You're gonna have, you know, thousands upon thousands of records to say, this is the, this is the prompt, this is the response, or this is the thing and this is what I expect to be predicted. So, you know, I think as we look at deals, as we look at new businesses, that is. Or even our own businesses. That's always kind of an interesting thing of like, okay, well what information do we have?

What information could we use to train and are we structuring it in a way that it's accessible? So that's always kind of a fun thing to be thinking through.

[00:16:47] Colin Keeley: Yeah. That would be the compelling argument for like all the vertical market software companies. Not that they're just gonna be recreated in AI and be super competitive, but like what kind of unique data do they have in that you could leverage with AI models?

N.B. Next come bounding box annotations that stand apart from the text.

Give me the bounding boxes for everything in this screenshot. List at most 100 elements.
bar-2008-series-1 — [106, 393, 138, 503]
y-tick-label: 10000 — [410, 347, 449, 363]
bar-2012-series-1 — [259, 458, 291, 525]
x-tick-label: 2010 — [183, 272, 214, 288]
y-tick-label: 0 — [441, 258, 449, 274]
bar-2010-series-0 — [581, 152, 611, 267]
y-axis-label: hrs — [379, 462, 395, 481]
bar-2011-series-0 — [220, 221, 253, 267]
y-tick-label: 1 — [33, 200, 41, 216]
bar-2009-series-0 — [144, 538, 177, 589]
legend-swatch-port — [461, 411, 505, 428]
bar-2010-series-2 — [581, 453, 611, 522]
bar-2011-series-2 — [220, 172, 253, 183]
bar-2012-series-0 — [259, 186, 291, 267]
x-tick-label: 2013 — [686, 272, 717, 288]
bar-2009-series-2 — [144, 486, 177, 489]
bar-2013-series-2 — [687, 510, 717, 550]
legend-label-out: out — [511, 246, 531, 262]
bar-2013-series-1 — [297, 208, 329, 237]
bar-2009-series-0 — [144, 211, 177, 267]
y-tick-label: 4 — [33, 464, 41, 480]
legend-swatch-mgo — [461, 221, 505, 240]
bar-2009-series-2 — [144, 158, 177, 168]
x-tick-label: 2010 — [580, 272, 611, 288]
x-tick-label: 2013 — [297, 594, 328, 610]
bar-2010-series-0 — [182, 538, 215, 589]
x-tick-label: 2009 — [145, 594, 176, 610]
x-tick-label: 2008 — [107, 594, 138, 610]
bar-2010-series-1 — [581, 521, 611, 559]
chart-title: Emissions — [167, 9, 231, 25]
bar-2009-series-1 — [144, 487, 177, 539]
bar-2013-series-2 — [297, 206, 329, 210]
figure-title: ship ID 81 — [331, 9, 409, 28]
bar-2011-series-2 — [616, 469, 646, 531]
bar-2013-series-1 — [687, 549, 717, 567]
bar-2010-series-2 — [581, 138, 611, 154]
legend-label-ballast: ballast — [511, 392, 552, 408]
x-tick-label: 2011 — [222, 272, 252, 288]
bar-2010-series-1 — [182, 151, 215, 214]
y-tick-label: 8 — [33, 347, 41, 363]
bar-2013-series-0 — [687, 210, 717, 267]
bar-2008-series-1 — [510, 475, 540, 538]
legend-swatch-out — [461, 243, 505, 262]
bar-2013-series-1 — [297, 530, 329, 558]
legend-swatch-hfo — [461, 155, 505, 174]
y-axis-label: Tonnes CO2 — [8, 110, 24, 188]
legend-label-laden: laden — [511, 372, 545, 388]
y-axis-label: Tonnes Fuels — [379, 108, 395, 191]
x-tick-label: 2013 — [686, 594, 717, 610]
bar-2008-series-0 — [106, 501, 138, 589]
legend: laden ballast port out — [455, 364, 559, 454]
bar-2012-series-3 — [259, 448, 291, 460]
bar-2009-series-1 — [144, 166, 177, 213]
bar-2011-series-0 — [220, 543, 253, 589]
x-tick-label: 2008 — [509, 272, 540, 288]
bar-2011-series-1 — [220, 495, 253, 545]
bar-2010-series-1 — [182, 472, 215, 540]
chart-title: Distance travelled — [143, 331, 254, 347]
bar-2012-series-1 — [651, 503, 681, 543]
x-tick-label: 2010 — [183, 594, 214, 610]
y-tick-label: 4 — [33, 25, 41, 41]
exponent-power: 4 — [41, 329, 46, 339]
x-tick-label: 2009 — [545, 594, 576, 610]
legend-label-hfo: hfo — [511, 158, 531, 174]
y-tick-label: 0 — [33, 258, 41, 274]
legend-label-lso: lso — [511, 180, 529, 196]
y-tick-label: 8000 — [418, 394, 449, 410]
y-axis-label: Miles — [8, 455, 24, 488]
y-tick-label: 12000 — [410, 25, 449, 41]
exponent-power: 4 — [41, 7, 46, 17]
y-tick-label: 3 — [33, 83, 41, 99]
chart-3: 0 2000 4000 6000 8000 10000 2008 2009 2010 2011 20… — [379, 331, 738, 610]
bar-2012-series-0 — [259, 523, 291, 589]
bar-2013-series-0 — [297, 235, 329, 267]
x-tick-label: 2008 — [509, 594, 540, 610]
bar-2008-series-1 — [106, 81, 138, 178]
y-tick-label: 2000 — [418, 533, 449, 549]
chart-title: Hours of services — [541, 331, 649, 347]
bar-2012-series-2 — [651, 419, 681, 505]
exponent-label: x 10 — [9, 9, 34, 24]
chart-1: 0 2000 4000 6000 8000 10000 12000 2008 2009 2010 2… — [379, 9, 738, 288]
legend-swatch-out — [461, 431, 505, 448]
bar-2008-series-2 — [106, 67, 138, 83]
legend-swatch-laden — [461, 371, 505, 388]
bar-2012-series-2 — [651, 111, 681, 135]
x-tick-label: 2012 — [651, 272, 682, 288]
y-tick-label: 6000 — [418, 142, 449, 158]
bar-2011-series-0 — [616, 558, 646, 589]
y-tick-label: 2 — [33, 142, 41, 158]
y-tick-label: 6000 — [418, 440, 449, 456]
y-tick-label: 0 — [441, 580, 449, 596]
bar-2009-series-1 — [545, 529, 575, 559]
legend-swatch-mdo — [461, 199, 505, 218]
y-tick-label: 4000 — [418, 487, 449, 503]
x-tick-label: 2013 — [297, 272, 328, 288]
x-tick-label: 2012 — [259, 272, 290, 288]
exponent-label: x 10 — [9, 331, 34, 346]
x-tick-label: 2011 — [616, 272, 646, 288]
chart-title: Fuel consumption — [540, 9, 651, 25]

[00:17:01] Brent Sanders: Yeah. Yeah, I think it's, that's, that's where I'd like to spend more time in the, in the coming year.

[00:17:10] Colin Keeley: That was sweet. I know you gotta run, you know, quickly here. Anything else you wanna cover quick?

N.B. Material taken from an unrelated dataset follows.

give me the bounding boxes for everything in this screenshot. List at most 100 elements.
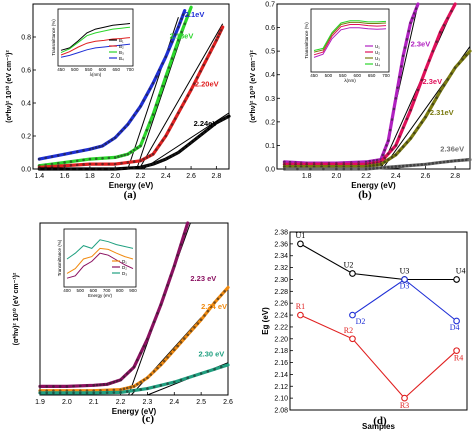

[00:17:14] Brent Sanders: No, no. We'll talk about, I, I did a book report, I publish it and we can talk about on the next one, but wanted to get something on, on record, on tape.

I have this one quick story since we have like a minute left here. So I started getting into tennis and I got into it because my parents were moving outta my childhood home and like giving away a bunch of stuff. And on the pile was a few tennis rackets. I was like, I'll salvage these and you know, maybe I'll get into tennis someday. So I started getting into it more and more. I've been playing with these rackets and getting 'em like re strong and everything. And I took a lesson in Austin and the guy's like, you have a weird swing. Let me see your racket. And it turns out I've been playing with a racket design for old ladies for like two years now.

[00:17:58] Colin Keeley: And it's

amazing big

swing where basically like pull back because it's designed to give old women more power so they could get the ball over the court. And so yeah, he handed me a men's racket. And a men's racket is like, I don't know, two to three times the weight and way thinner. It looks like, you know, a child's toy versus like a real tennis racket.

[00:18:15] Brent Sanders: So have you, did you, did you buy a, a men's racket?

[00:18:21] Colin Keeley: I do, I now am playing with a men's racket. And it's amazing. Good. The game is so much easier. Yeah, it's,

[00:18:26] Brent Sanders: I bet, I bet That's great to hear. Yeah. How does it, is it the strings that are giving it more sort of like bounce?

[00:18:33] Colin Keeley: It's both, the strings are designed differently, but like you can mix and match strings and then the weight is different.

And then like the actual, I mean, the racket is, I think stiffer and substantially heavier.

[00:18:45] Brent Sanders: Nice.

[00:18:46] Colin Keeley: It's probably like three times the weight. Yeah, it is wild. But anyway, that was just my little bit.

[00:18:51] Brent Sanders: Cool. Well hey, it was good to chat. Thanks for listening to everybody and talk to you guys soon.

[00:18:58] Colin Keeley: Yeah. Take care.